Sus platos eran de plata, dormían en sábanas bordadas, se vestían a la última moda y viajaban por el mundo entero: los perros de los Windsor llevaron una vida tan privilegiada como la del propio duque, antes Eduardo VIII, el rey de Inglaterra que abdicó del trono por el amor de una estadounidense divorciada, Wallis Simpson.
La casa parisiense del duque y la duquesa de Windsor, cuyo contenido será subastado del 19 al 27 de febrero en Nueva York, estaba llena de canes -reales y en porcelana-, principalmente doguillos, esos perritos de cara aplastada.
Ahora, una de las 18 sesiones de la subasta Windsor -la más importante venta monárquica del siglo- estará consagrada a las pertenencias de Trooper, Disraeli, Impy, Diamante o Davy Crocket, que incluyen abrigos de lana, valorados entre 100 y 200 dólares, collares de plata grabados (de 400 a 600 dólares) y cojines de terciopelo bordados con el anagrama ducal.

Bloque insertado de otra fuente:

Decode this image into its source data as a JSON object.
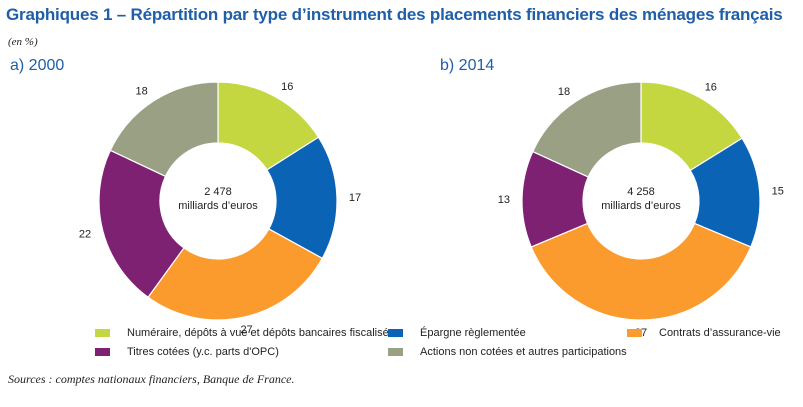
{
  "title": "Graphiques 1 – Répartition par type d’instrument des placements financiers des ménages français",
  "unit": "(en %)",
  "source": "Sources : comptes nationaux financiers, Banque de France.",
  "colors": {
    "numeraire": "#c4d741",
    "epargne": "#0b63b5",
    "assurance": "#fb9b2e",
    "titres": "#7e2173",
    "actions": "#9aa084"
  },
  "legend": [
    {
      "key": "numeraire",
      "label": "Numéraire, dépôts à vue et dépôts bancaires fiscalisés"
    },
    {
      "key": "epargne",
      "label": "Épargne règlementée"
    },
    {
      "key": "assurance",
      "label": "Contrats d’assurance-vie"
    },
    {
      "key": "titres",
      "label": "Titres cotées (y.c. parts d'OPC)"
    },
    {
      "key": "actions",
      "label": "Actions non cotées et autres participations"
    }
  ],
  "chart_data": [
    {
      "type": "pie",
      "title": "a)  2000",
      "center_value": "2 478",
      "center_label": "milliards d’euros",
      "slices": [
        {
          "key": "numeraire",
          "value": 16,
          "label": "16"
        },
        {
          "key": "epargne",
          "value": 17,
          "label": "17"
        },
        {
          "key": "assurance",
          "value": 27,
          "label": "27"
        },
        {
          "key": "titres",
          "value": 22,
          "label": "22"
        },
        {
          "key": "actions",
          "value": 18,
          "label": "18"
        }
      ]
    },
    {
      "type": "pie",
      "title": "b)  2014",
      "center_value": "4 258",
      "center_label": "milliards d’euros",
      "slices": [
        {
          "key": "numeraire",
          "value": 16,
          "label": "16"
        },
        {
          "key": "epargne",
          "value": 15,
          "label": "15"
        },
        {
          "key": "assurance",
          "value": 37,
          "label": "37"
        },
        {
          "key": "titres",
          "value": 13,
          "label": "13"
        },
        {
          "key": "actions",
          "value": 18,
          "label": "18"
        }
      ]
    }
  ]
}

Además, se rematarán en esa sesión objetos -cuadros, estatuas, libros, cojines- que evocan a estos perritos chatos, que los duques amaban tanto y de los que tuvieron once, durante sus 35 años de matrimonio.
Sin olvidar, claro, los platos bañados en plata donde comían los doguillos, cuya vida no era tan perra como lo es para tantos que no son... perros.
Los perritos dormían entre sábanas de lino y almohadas bordadas con imágenes de otros perritos, y en los collares se leían inscripciones cariñosas de los Duques, o pidiendo protección a los santos. ("San Roque, protege mi perro", lleva escrito un collar.
Los perritos tenían también la curiosa costumbre de ofrecer regalos a los duques -encendedores, cigarreteras-, como lo atestiguan tantos objetos que llevan dedicatorias a los duques de parte de "Disraeli" y de "Impy". Una cajita de fósforos, en oro, del duque, dice: "De Wallis, Trooper, Disraeli, Davy Crocket..."
Tal vez los doguillos eran los hijos que los Duques nunca tuvieron, comentó una periodista en la presentación a la prensa de la colección Windsor.
Y no sólo eso: para poner el toque windsoriano a las presentaciones de la colección, el sábado, Sotheby's va a ponerse de manteles largos para recibir a unos 50 doguillos, que respondieron a la invitación de venir a tomar el té de las cinco, en honor del duque y de la duquesa de Windsor. Entre ellos, asistirá el perrito de Brigid Berlin, la que fue musa de Andy Warhol.
Los doguillos, con su cara aplastada, fueron no sólo los favoritos de los Windsor, sino también de los emperadores chinos, y luego de las cortes europeas desde el siglo XVI.
Se dice que uno de ellos mordió a Napoleón en su noche de nupcias, otro llevaba mensajes a la emperadora Josefina en prisión, y María, reina de Escocia, estuvo acompañada de sus doguillos en su camino al patíbulo. Fue también el animal preferido de madame de Pompadour, cortesana real.
Más que cualquier otro perro, los doguillos están en el origen de numerosas colecciones, sin que nadie sepa el porqué, concluyó una encuesta de The New York Times publicada el domingo pasado.